By Kenneth E. Moore
The June 3 article in The News on public housing in Buffalo revealed conditions that are unacceptable in any city, in particular a city where elected officials rely on the votes of minorities.
The article makes clear that the primary problem is maintenance, which is not surprising, for that is the case in most below-grade projects around the country.
The Buffalo Municipal Housing Authority states that resolving the problem would require $300 million in new funding, presumably money they don't have. But is that just a way of saying that nothing much can be done. Certainly there are other ways of attending to maintenance failures other than awarding construction contracts.
One looks at Lockport and Niagara Falls and sees that they were awarded HUD scores almost double the score of Langfield Homes in Buffalo. Why is that? Neither of these Niagara County cities is wealthier than Buffalo. Perhaps it has to do with something other than funding.
A general conclusion supported by abundant evidence is that maintenance costs are reduced when there is pride in one's residence and the community. Pride is the reason middle class residents can be seen spending endless hours mowing and pruning, even on football weekends. Is pride non-existent in disadvantaged communities? Of course not.
In my experience, the surest way to resolve the problem of maintenance – something I have seen again and again – is to move residents from cramped and badly maintained apartments to town houses that they are allowed to purchase. Once the residence is in private hands the problem of maintenance disappears, for the property is not only maintained but improved.
But how can this happen when residents are unemployed and on public assistance? Easy. Allow them to make loan payments from welfare checks. Once they see capital accumulation, for some the first time ever, they become like suburban mowers and pruners – preoccupied with enhancing their jewel.
This is but one example, and it seems there's little chance of it happening in Buffalo, but it demonstrates a principle. Pride in residence reduces maintenance costs. Are there affordable ways of enhancing pride? For sure, but to discover what they are means first of all paying attention, for example, meeting with residents regularly, listening to their ideas and seeking their cooperation.
The best ideas may come from the community itself.
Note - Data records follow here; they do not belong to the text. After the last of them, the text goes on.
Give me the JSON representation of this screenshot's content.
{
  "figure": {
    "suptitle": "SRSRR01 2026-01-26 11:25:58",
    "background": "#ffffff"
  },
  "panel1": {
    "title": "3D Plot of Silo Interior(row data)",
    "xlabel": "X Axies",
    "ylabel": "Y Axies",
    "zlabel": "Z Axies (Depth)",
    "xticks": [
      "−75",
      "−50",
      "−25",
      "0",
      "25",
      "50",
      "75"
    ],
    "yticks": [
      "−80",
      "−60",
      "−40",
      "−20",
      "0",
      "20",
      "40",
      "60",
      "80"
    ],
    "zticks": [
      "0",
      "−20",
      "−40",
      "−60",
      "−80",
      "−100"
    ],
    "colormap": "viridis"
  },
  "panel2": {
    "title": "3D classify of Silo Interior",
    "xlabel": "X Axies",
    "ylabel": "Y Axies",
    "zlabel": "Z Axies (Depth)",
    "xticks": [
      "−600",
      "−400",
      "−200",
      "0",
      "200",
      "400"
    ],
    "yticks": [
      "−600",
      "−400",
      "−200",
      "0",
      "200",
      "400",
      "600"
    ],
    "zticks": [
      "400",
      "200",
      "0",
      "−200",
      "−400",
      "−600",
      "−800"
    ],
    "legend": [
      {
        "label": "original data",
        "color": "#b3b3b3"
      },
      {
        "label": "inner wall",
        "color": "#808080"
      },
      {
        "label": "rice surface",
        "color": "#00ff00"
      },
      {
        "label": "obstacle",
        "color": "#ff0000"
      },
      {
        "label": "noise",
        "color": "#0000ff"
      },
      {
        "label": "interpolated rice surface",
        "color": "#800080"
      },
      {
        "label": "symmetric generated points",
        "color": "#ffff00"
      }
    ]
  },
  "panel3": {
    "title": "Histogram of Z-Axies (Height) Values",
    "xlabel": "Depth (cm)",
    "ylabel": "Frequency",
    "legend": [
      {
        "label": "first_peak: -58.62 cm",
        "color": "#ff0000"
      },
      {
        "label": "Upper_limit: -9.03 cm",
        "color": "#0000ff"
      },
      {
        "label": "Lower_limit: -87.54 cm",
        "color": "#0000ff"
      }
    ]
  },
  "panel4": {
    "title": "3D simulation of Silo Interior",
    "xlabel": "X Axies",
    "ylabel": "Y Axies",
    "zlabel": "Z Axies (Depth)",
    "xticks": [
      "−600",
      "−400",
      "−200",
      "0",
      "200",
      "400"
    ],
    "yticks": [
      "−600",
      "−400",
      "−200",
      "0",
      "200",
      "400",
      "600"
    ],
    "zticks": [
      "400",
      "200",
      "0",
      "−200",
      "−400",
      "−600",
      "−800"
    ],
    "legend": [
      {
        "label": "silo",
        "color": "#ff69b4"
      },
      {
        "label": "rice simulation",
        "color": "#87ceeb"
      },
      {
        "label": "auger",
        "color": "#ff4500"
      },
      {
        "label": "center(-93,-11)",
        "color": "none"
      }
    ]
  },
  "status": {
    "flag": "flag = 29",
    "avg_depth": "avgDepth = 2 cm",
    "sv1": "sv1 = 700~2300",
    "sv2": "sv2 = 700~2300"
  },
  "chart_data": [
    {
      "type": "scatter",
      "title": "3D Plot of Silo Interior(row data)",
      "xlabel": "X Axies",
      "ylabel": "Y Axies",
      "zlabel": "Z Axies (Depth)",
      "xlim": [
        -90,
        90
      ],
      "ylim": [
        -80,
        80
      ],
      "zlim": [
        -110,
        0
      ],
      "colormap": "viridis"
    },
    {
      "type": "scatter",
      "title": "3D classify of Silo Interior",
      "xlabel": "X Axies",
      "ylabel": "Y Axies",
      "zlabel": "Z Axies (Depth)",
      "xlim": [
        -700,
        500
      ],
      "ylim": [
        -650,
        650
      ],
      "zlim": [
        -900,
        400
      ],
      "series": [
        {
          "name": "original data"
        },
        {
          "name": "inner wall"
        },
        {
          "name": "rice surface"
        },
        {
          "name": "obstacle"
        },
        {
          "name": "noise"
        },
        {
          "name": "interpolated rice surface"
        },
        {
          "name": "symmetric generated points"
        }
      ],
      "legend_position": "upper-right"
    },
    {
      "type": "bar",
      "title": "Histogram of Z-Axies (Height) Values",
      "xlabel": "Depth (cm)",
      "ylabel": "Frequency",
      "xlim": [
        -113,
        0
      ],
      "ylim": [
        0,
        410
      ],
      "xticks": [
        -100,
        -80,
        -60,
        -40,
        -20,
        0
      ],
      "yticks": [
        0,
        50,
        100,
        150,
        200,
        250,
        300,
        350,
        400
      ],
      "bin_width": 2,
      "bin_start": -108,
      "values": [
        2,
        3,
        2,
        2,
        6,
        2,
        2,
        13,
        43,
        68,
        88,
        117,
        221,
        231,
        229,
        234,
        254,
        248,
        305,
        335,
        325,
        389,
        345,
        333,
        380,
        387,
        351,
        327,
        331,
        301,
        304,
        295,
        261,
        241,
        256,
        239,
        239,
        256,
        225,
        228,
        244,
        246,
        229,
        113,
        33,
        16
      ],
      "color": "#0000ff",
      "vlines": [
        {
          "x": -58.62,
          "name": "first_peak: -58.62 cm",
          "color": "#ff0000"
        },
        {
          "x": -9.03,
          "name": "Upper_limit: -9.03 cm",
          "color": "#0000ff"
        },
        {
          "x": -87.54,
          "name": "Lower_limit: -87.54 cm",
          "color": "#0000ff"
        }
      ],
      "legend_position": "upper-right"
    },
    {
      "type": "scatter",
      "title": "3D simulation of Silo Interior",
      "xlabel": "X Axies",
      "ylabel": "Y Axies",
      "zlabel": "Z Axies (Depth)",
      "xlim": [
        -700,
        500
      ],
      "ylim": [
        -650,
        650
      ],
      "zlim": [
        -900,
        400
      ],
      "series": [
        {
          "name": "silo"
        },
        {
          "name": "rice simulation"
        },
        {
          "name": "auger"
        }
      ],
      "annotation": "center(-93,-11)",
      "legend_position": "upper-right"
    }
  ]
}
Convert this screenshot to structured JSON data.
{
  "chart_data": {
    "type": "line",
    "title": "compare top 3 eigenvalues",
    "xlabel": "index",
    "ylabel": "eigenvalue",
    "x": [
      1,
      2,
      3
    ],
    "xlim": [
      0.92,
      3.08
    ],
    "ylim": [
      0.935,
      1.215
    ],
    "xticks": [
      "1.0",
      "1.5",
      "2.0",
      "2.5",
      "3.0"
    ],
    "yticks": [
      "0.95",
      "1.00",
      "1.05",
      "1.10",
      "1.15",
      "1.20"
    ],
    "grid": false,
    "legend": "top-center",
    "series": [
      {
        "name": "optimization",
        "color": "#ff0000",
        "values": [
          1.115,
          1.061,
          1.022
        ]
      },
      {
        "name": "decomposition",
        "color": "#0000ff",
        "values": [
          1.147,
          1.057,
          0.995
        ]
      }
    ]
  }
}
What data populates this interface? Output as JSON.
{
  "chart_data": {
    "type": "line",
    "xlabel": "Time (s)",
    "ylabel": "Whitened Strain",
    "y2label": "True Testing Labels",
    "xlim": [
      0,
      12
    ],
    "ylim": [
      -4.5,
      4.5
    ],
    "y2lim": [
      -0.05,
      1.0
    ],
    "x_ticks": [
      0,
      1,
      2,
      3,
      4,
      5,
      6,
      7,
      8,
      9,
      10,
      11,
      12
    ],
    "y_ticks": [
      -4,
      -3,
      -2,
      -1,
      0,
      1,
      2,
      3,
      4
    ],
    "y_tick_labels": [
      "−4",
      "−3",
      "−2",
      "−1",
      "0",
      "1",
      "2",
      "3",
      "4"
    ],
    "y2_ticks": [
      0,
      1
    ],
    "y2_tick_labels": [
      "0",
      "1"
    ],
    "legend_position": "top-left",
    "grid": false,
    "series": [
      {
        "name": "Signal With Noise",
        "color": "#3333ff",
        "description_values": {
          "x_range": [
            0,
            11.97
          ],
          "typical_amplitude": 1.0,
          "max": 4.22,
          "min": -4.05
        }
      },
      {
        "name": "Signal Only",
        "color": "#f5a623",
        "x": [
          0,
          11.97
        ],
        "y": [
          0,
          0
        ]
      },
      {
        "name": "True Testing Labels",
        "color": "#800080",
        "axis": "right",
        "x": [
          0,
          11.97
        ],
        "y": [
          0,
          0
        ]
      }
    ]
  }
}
The goal of those paid to lead has to be more than responding bureaucratically to the worst problems of neglect. The less well-off among us are ever proud of the obstacles they have overcome, and they can become proud of the place where they live. When that happens the major problem of the present –
maintenance – can be resolved.
Kenneth E. Moore, of Lewiston, is a retired professor who taught urban studies at the University of Notre Dame for 30 years.